Biden so far has no game plan on reforming immigration and resolving the crisis, head of the IMEMO Center for North American Studies Viktoria Zhuravleva emphasized. "Another year will pass and a new migration crisis will break out, an unfathomable amount of migrants will pour in that the system won’t be able to handle and protests will probably break out. The issue can’t be resolved unless Republicans and Democrats come to some sort of understanding," the expert noted.
Vedomosti: Pandemic boosts people's need for pet companionship
Many people turned to adopting pets in order to get psychological relief from the coronavirus pandemic, Vedomosti writes, citing a report by the United Kingdom's Pet Food Manufacturers' Association (PFMA). People tended to adopt cats more, the research revealed.
As for Russia, it was a nation of cat people even before the pandemic. According to the Dalia Research company, back in 2017, Russia was ranked the world’s number one (59%) as far as the number of cat owners go, outshining the US (43%) and Argentina (41%). According to a recent poll conducted by the Sberbank Insurance company, feline lovers account for 55% of Russian pet owners, compared to 37% of canine lovers.
Frequently, Russian families adopt cats off the street or at animal shelters. "At the beginning of the pandemic, when our cafe was closed due to the lockdown, we saw a rise in adoptions. Before self-isolating, many people sought to take cats from our cafe. And even those who thought it was a temporary thing, later decided to keep them," said Alexandra Gubankova, the owner of the Kotissimo cat cafe.

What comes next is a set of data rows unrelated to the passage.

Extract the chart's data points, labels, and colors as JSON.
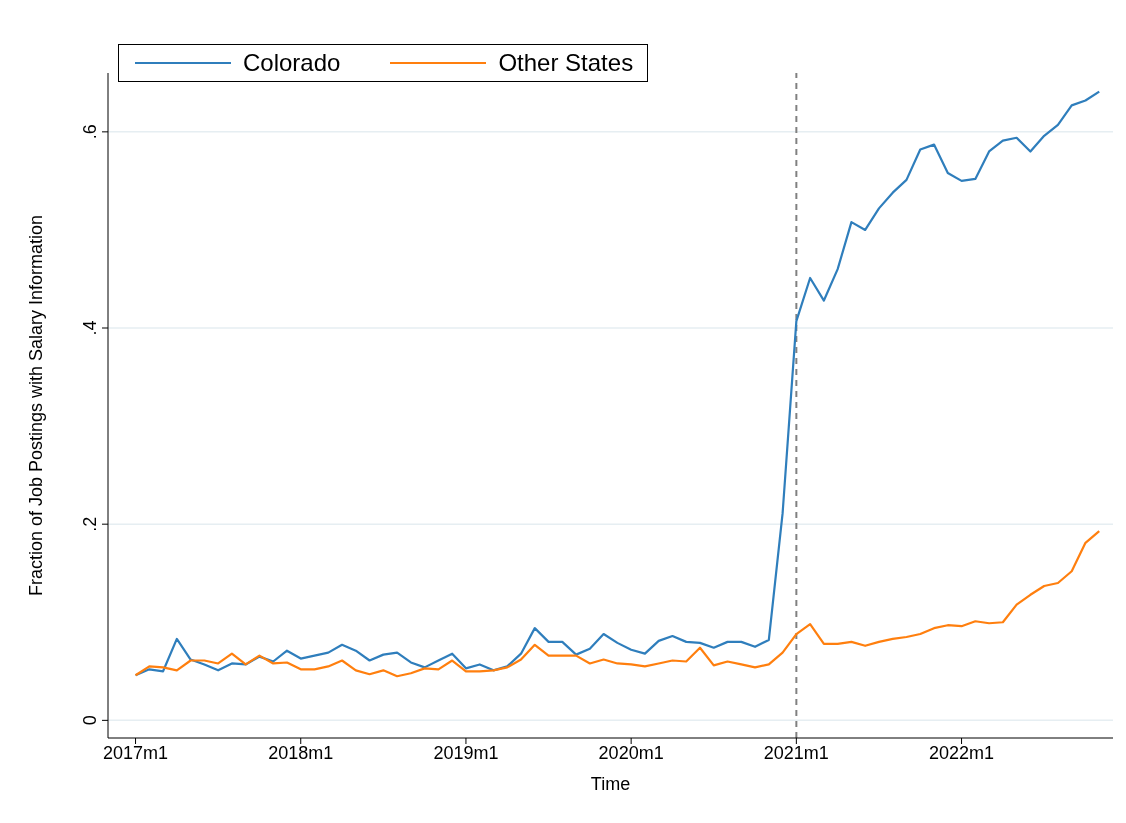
{
  "chart_data": {
    "type": "line",
    "xlabel": "Time",
    "ylabel": "Fraction of Job Postings with Salary Information",
    "x": [
      "2017-01",
      "2017-02",
      "2017-03",
      "2017-04",
      "2017-05",
      "2017-06",
      "2017-07",
      "2017-08",
      "2017-09",
      "2017-10",
      "2017-11",
      "2017-12",
      "2018-01",
      "2018-02",
      "2018-03",
      "2018-04",
      "2018-05",
      "2018-06",
      "2018-07",
      "2018-08",
      "2018-09",
      "2018-10",
      "2018-11",
      "2018-12",
      "2019-01",
      "2019-02",
      "2019-03",
      "2019-04",
      "2019-05",
      "2019-06",
      "2019-07",
      "2019-08",
      "2019-09",
      "2019-10",
      "2019-11",
      "2019-12",
      "2020-01",
      "2020-02",
      "2020-03",
      "2020-04",
      "2020-05",
      "2020-06",
      "2020-07",
      "2020-08",
      "2020-09",
      "2020-10",
      "2020-11",
      "2020-12",
      "2021-01",
      "2021-02",
      "2021-03",
      "2021-04",
      "2021-05",
      "2021-06",
      "2021-07",
      "2021-08",
      "2021-09",
      "2021-10",
      "2021-11",
      "2021-12",
      "2022-01",
      "2022-02",
      "2022-03",
      "2022-04",
      "2022-05",
      "2022-06",
      "2022-07",
      "2022-08",
      "2022-09",
      "2022-10",
      "2022-11"
    ],
    "series": [
      {
        "name": "Colorado",
        "color": "#2f7ebc",
        "values": [
          0.046,
          0.052,
          0.05,
          0.083,
          0.062,
          0.057,
          0.051,
          0.058,
          0.057,
          0.065,
          0.06,
          0.071,
          0.063,
          0.066,
          0.069,
          0.077,
          0.071,
          0.061,
          0.067,
          0.069,
          0.059,
          0.054,
          0.061,
          0.068,
          0.053,
          0.057,
          0.051,
          0.055,
          0.068,
          0.094,
          0.08,
          0.08,
          0.067,
          0.073,
          0.088,
          0.079,
          0.072,
          0.068,
          0.081,
          0.086,
          0.08,
          0.079,
          0.074,
          0.08,
          0.08,
          0.075,
          0.082,
          0.211,
          0.407,
          0.451,
          0.428,
          0.46,
          0.508,
          0.5,
          0.522,
          0.538,
          0.551,
          0.582,
          0.587,
          0.558,
          0.55,
          0.552,
          0.58,
          0.591,
          0.594,
          0.58,
          0.596,
          0.607,
          0.627,
          0.632,
          0.641
        ]
      },
      {
        "name": "Other States",
        "color": "#ff7f0e",
        "values": [
          0.046,
          0.055,
          0.054,
          0.051,
          0.061,
          0.061,
          0.058,
          0.068,
          0.057,
          0.066,
          0.058,
          0.059,
          0.052,
          0.052,
          0.055,
          0.061,
          0.051,
          0.047,
          0.051,
          0.045,
          0.048,
          0.053,
          0.052,
          0.061,
          0.05,
          0.05,
          0.051,
          0.054,
          0.062,
          0.077,
          0.066,
          0.066,
          0.066,
          0.058,
          0.062,
          0.058,
          0.057,
          0.055,
          0.058,
          0.061,
          0.06,
          0.074,
          0.056,
          0.06,
          0.057,
          0.054,
          0.057,
          0.069,
          0.088,
          0.098,
          0.078,
          0.078,
          0.08,
          0.076,
          0.08,
          0.083,
          0.085,
          0.088,
          0.094,
          0.097,
          0.096,
          0.101,
          0.099,
          0.1,
          0.118,
          0.128,
          0.137,
          0.14,
          0.152,
          0.181,
          0.193
        ]
      }
    ],
    "xlim": [
      "2016-11",
      "2022-12"
    ],
    "xticks": [
      {
        "value": "2017-01",
        "label": "2017m1"
      },
      {
        "value": "2018-01",
        "label": "2018m1"
      },
      {
        "value": "2019-01",
        "label": "2019m1"
      },
      {
        "value": "2020-01",
        "label": "2020m1"
      },
      {
        "value": "2021-01",
        "label": "2021m1"
      },
      {
        "value": "2022-01",
        "label": "2022m1"
      }
    ],
    "ylim": [
      -0.018,
      0.66
    ],
    "yticks": [
      0,
      {
        "value": 0.2,
        "label": ".2"
      },
      {
        "value": 0.4,
        "label": ".4"
      },
      {
        "value": 0.6,
        "label": ".6"
      }
    ],
    "ref_lines": [
      {
        "axis": "x",
        "value": "2021-01",
        "color": "#808080",
        "line_style": "dashed"
      }
    ],
    "grid": "y",
    "legend": "top left",
    "marker": "none",
    "line_style": "solid"
  }
}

Cat cafes attract people who would like to play with animals and take a pet home if things work out. "We opened our cat cafe in December 2016. Since then, we have helped with the adoption of 223 cats. It means that a feline was adopted every week on average," Gubankova said.
"It is people with a lack of companionship that adopt our cats. They later send thank-you letters to us saying that we added color to their lives. All in all, we are doing good for both cats and people," the cafe owner noted.